Cloud Security in Dubai · DESC ISR, DIFC & PDPL Residency

Dubai’s cloud estate is dense and regulated in a way few markets are. Most DIFC-licensed fintechs run cloud-native on AWS (me-central-1) or Azure (UAE North, physically in Dubai); Smart Dubai and government-adjacent operators increasingly land on G42/Core42 sovereign cloud; and the free-zone SaaS cluster in Internet City and JLT runs multi-account AWS and multi-subscription Azure at scale. Macksofy’s cloud-security practice reviews these the way the regulator reads them — DESC ISR cloud controls at the emirate level, DIFC Data Protection Law for the financial free zone, and Federal PDPL data-residency expectations over the top.

The engagement starts at the landing zone, not the workload. We review the AWS Organizations / Azure management-group hierarchy, the account/subscription segmentation, the guardrail set (SCPs, Azure Policy, deny-by-default networking), the centralised logging and the break-glass path — because in cloud the blast radius is decided by identity and account structure long before any single misconfiguration. For Dubai entities the landing-zone review explicitly checks region pinning: that regulated workloads and their backups are constrained to UAE regions (AWS me-central-1, Azure UAE North/Central) and that no default-region drift or cross-region replication quietly exports PDPL-scoped or DIFC personal data outside the country.

Identity is the centre of the assessment. We map the full IAM blast radius — every role-assumption and privilege-escalation path from a low-trust principal to a tenant-admin or org-management account — using a graph of trust policies, permission boundaries, Azure RBAC role assignments and PIM eligibility. For DIFC fintechs running customer-facing apps this is where the real exposure sits: an over-broad CI/CD deployment role, a wildcard `sts:AssumeRole`, an Azure managed identity with Owner on the wrong scope, or a Key Vault access policy that a compromised function app can ride to the data plane.

CSPM is the floor, not the deliverable.
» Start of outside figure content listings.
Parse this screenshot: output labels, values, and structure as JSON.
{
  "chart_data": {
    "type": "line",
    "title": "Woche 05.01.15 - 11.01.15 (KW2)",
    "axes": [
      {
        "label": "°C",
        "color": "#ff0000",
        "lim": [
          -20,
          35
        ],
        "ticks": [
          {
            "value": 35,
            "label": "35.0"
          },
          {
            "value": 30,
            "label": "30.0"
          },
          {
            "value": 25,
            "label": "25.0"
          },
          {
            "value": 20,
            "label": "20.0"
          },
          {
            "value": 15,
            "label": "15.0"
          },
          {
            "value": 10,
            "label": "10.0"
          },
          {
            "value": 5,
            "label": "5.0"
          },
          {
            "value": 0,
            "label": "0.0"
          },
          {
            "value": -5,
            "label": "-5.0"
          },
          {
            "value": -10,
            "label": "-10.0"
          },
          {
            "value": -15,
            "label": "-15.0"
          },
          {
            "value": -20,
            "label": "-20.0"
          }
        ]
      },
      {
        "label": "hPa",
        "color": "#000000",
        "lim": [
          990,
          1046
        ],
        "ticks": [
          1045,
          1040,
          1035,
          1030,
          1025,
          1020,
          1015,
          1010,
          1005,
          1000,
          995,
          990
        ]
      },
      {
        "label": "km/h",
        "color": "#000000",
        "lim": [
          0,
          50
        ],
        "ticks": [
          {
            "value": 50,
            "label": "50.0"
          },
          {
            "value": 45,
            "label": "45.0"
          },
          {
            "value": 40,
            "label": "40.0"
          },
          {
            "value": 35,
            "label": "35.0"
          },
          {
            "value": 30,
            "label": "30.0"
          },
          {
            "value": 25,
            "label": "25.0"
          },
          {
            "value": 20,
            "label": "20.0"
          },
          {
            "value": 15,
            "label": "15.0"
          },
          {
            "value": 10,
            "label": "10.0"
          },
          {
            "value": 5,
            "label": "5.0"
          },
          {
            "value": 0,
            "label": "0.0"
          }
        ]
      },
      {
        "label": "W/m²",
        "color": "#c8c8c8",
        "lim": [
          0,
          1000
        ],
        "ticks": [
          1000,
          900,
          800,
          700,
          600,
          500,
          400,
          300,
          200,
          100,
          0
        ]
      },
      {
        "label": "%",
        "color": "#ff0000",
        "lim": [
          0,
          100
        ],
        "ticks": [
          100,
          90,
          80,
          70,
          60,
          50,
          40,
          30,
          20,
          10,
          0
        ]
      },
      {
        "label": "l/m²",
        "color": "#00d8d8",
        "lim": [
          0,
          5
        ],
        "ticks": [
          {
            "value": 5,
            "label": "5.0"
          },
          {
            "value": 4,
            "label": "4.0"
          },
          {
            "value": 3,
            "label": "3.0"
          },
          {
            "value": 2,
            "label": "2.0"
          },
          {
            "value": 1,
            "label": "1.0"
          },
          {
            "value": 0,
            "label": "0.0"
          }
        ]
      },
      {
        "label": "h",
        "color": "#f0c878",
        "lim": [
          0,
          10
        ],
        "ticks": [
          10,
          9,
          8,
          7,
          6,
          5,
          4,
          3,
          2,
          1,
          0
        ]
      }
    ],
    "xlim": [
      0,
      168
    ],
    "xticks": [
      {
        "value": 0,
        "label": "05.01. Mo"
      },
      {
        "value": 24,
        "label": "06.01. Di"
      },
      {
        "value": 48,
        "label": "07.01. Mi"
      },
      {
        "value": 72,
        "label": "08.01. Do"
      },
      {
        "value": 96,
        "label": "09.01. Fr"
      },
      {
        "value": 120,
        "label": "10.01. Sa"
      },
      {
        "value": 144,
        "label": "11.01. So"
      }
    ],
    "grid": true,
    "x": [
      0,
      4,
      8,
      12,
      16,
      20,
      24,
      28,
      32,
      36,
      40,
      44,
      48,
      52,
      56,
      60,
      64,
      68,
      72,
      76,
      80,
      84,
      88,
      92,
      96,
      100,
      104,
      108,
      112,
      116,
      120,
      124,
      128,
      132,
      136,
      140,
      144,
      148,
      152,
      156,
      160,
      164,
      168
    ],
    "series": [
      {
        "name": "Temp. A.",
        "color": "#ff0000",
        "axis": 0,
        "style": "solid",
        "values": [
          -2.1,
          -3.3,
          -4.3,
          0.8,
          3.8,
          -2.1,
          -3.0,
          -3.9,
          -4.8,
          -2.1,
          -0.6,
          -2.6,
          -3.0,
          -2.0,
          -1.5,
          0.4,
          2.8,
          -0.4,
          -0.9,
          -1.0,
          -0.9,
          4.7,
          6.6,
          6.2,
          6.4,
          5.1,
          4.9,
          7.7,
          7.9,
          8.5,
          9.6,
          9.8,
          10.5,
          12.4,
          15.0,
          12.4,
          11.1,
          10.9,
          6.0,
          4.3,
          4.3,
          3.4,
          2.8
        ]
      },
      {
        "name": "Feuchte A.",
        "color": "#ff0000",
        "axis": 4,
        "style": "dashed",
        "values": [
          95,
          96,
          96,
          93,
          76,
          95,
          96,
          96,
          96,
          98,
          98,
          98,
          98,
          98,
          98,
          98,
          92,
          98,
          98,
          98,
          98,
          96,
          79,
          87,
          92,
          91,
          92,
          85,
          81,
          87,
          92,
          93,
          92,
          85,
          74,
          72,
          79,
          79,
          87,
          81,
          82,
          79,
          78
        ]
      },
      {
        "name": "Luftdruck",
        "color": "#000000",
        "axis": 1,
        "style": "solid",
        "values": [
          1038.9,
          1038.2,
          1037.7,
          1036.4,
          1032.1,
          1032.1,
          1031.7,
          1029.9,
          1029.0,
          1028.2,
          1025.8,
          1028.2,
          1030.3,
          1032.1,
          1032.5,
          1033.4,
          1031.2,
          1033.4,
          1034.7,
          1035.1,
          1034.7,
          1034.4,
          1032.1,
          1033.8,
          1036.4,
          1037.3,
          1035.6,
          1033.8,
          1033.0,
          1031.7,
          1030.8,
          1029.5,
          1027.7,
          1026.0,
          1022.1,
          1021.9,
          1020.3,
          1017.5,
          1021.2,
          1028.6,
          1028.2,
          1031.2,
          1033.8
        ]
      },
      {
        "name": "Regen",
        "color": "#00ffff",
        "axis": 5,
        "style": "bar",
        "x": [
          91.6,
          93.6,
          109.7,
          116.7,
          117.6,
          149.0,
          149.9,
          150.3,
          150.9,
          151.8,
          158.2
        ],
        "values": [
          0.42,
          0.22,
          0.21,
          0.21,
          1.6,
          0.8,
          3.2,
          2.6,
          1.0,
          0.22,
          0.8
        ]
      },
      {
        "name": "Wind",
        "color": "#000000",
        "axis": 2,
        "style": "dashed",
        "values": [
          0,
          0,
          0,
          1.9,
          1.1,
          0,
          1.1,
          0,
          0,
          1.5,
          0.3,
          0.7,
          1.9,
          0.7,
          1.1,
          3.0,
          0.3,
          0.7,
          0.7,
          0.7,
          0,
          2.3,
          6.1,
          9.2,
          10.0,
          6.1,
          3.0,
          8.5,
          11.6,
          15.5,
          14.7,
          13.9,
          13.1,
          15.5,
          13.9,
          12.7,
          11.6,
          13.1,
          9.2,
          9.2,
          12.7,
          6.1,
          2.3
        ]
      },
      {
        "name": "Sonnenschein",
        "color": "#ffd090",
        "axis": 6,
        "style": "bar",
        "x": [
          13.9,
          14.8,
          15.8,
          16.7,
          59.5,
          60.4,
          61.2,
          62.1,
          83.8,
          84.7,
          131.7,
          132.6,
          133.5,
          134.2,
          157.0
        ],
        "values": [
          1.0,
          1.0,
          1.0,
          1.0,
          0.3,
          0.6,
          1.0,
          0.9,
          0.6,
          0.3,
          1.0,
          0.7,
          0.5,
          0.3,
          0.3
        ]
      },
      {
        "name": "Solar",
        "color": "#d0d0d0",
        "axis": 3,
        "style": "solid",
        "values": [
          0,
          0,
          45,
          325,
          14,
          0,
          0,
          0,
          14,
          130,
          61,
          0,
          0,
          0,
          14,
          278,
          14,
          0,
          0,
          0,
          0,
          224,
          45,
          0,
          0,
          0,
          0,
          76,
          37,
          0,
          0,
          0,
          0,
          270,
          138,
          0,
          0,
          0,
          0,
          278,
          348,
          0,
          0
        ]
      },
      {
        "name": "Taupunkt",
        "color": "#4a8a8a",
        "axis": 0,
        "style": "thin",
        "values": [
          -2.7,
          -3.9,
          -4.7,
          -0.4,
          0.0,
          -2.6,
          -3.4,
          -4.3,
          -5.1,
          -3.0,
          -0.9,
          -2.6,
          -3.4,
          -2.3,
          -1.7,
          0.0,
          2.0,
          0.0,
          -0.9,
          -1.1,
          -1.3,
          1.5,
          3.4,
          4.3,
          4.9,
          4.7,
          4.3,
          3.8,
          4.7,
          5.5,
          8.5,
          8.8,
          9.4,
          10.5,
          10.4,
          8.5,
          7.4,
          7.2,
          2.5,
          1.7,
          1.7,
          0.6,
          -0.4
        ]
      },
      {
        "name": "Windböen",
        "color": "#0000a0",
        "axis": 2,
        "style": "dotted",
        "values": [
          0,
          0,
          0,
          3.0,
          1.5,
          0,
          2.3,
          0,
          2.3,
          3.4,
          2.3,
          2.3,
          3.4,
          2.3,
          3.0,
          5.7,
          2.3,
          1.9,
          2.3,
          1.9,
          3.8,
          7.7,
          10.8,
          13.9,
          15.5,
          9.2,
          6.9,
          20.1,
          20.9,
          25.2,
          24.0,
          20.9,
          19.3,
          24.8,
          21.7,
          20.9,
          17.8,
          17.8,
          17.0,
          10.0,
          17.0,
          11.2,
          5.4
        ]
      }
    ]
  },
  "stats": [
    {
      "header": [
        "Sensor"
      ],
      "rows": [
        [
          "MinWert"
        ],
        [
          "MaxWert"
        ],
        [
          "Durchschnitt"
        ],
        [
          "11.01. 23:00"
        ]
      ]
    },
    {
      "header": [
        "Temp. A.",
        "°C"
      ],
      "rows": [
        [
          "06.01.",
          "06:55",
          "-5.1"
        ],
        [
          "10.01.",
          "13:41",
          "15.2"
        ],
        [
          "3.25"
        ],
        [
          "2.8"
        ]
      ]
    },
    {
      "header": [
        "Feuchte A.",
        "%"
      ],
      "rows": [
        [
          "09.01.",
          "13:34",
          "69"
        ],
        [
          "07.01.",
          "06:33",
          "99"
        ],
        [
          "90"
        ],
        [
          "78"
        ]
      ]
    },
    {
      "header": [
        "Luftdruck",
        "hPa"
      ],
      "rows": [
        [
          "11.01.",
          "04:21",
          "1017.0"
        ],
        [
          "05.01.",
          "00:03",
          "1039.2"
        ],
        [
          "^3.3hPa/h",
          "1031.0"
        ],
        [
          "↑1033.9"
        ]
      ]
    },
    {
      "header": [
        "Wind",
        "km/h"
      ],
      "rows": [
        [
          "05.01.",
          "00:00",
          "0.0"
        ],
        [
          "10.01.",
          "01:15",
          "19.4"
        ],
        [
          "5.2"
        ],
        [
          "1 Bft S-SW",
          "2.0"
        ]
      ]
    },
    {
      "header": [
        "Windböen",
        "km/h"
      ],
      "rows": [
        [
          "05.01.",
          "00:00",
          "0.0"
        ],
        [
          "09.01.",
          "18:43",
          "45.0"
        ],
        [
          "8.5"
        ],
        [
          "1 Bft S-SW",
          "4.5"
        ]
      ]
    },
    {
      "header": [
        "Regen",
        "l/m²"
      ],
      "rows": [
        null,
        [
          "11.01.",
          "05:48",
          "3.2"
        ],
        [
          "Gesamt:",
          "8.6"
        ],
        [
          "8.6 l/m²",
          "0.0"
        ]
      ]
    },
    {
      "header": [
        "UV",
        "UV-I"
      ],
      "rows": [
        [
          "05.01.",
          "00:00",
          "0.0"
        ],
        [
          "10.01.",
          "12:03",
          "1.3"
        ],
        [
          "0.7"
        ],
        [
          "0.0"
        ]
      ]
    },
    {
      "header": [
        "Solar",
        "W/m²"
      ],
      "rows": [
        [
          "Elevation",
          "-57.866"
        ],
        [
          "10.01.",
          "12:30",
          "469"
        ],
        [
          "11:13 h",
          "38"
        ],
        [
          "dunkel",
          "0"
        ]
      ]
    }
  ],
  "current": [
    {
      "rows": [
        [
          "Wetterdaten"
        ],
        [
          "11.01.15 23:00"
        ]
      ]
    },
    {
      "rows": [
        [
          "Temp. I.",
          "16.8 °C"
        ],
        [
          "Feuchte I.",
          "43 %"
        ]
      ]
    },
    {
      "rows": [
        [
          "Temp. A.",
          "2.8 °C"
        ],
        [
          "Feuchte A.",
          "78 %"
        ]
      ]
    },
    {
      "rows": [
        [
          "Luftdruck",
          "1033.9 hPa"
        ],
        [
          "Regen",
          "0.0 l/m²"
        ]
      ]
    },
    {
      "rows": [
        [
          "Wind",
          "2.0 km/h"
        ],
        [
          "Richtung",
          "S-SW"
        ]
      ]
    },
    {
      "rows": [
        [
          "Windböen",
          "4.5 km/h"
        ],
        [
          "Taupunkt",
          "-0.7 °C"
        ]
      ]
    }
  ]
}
We run continuous posture tooling (Prowler, ScoutSuite, the cloud-native Security Hub / Defender for Cloud feeds) to enumerate misconfiguration at breadth, then manually validate and prioritise against the DESC ISR cloud annex and the client’s data-classification. Public storage, unencrypted volumes, permissive security groups and exposed management planes are triaged by exploitability and by whether the affected data is DIFC-personal, PDPL-scoped or regulated-financial — so the bank’s CISO gets a risk-ranked list tied to the regulator, not a 4,000-line CSPM CSV.

Workload and data-plane testing follows. We review container and Kubernetes posture (EKS/AKS RBAC, pod-security, the node-to-control-plane trust, image provenance), serverless function permissions, and the secrets-management chain end to end. Data-layer review covers encryption at rest and in transit, KMS/Key Vault key custody and rotation, database authentication (IAM-auth vs static credentials), and — critically for Dubai — where customer data physically resides and how cross-border processing is documented for the DIFC commissioner and the UAE Data Office.

The deliverable is regulator-grade. Every finding carries a manually-validated proof, a CVSS-style severity, a business-impact score tied to the data class and the regulator, and remediation as deployable infrastructure-as-code where possible — a corrected SCP, a tightened Azure Policy, a least-privilege role definition — so the AppSec and platform teams can ship the fix, not just read about it. The executive summary maps findings to the DESC ISR cloud control set and the DIFC DP-Law obligations, and we attach the region-residency attestation that DESC and DFSA reviewers increasingly ask for.

Cadence matches Dubai procurement. Most cloud-security programmes run an initial deep-dive plus quarterly posture re-reviews tied to the client’s release velocity, with continuous CSPM in between. Senior consultants fly Mumbai BKC → DXB (3 hours) for kickoff, the landing-zone workshop and the exit readout — reaching DIFC, Internet City or Business Bay in 20-30 minutes from the airport — while the bulk of the assessment runs remotely against read-only audit roles scoped through a documented access request. For sustained programmes we maintain an embedded Dubai-resident tech lead.

For DIFC and DFSA-supervised clients the engagement also produces the cloud exhibits the regulator and the board expect: a shared-responsibility matrix per service, a cloud-concentration-risk view, an IAM blast-radius diagram for the audit committee, and a one-page cloud-residency attestation the Company Secretary can drop straight into the governance pack.